The Ecology of Humans (57) Spices


A spice is some portion of a plant primarily employed for flavoring, coloring, or preserving food. A spice is often pungent or aromatic.

Several spices were among the earliest cultivated plants. This illustrates how people in prehistory understood nutritional value – something that has been largely lost by most people in modern civilization.

The 4 most expensive spices by weight are: saffron, vanilla, cardamom, and Ceylon cinnamon (not the more common Chinese cinnamon (cassia) that is so familiar).

Though it is likely spices have been used in cooking for well over 250,000 years, the earliest certain evidence of their service comes from a pot of stew made in Demark 6,100 years ago, where the cook put in some garlic mustard seed and failed to clean the pot enough to thwart later anthropologists. Various sites around the world show salt being extracted around that time, ostensibly for use with food.

The spice trade sewed different peoples together throughout the Mediterranean and nearby lands. Spices were a high-value commodity along the Silk Road, where East met West over 2,000 years ago.

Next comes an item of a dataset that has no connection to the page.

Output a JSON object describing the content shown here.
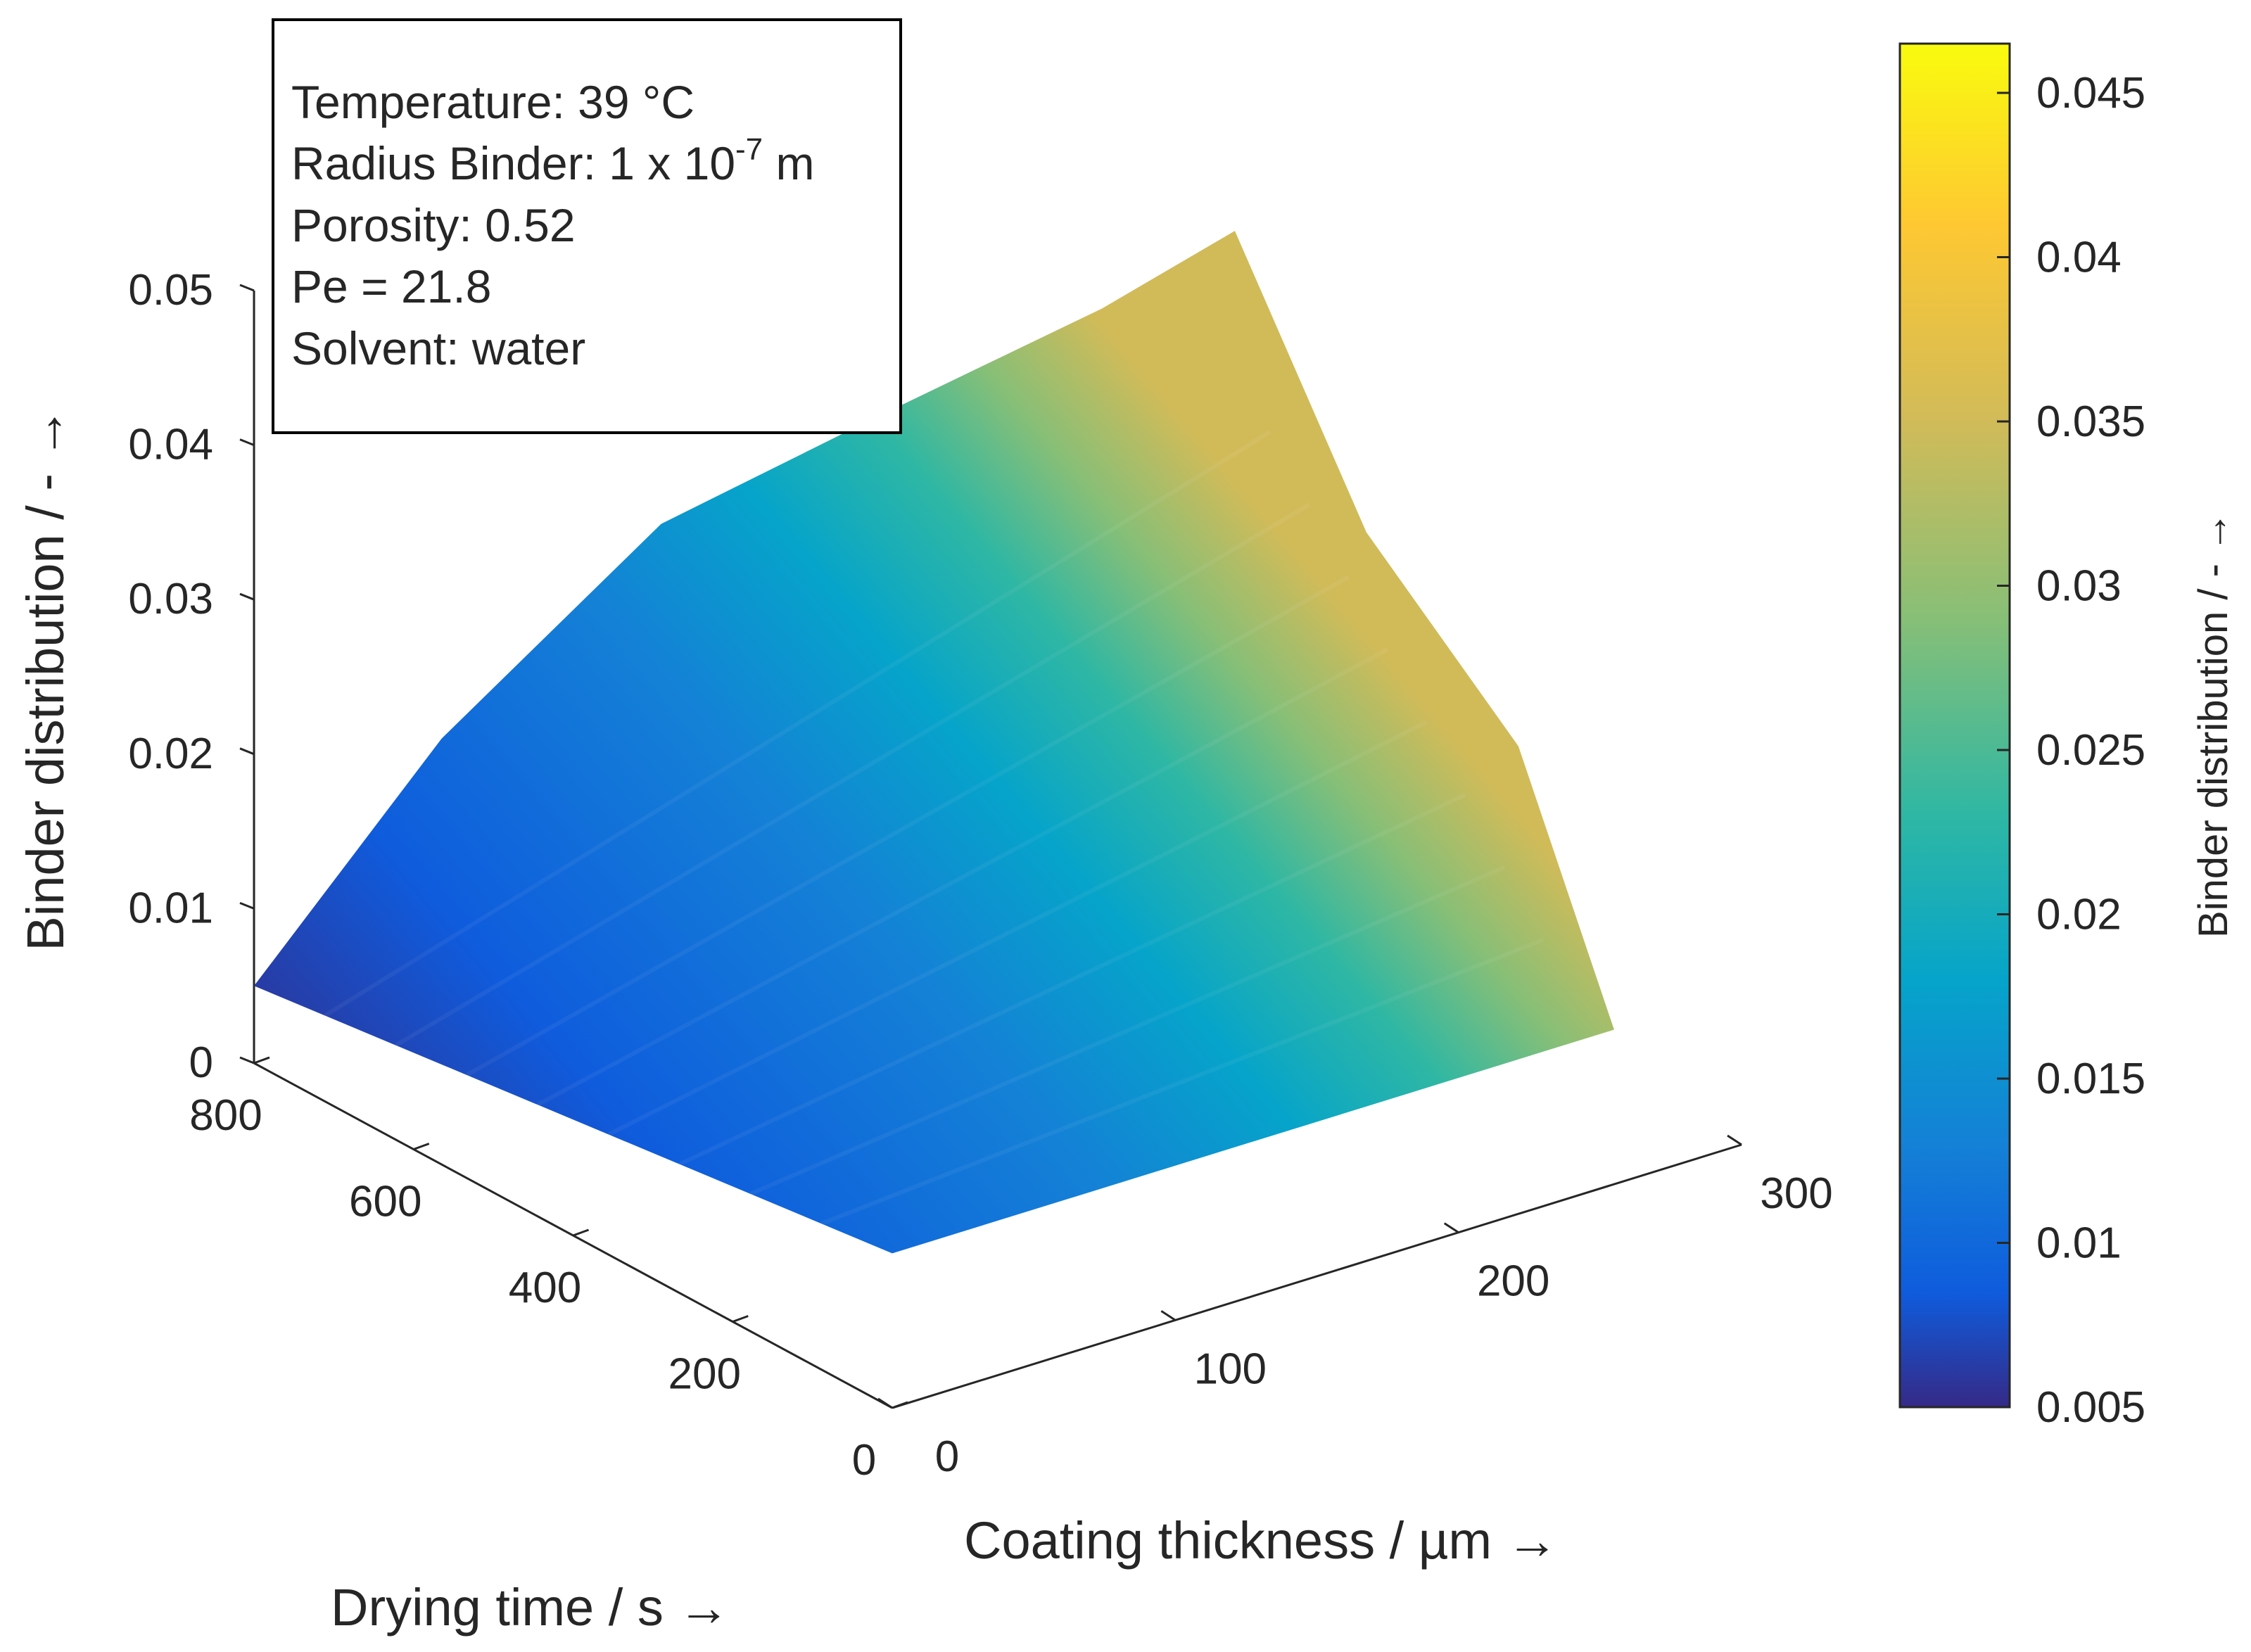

The ancient Egyptians were well acquainted with a variety of spices: salt, cumin, anise, marjoram, cassia, and other exotic substances, some from trade with India. The preservative power of salt was used in making mummies.

The French never forgot the lesson. To enforce the law against suicide, a 1670 revision to the criminal code decreed that the bodies of suicides be salted, brought before a judge for conviction, and put on public display. Notorious criminals that expired in the miserable French prisons of the day would be salted and brought to trial.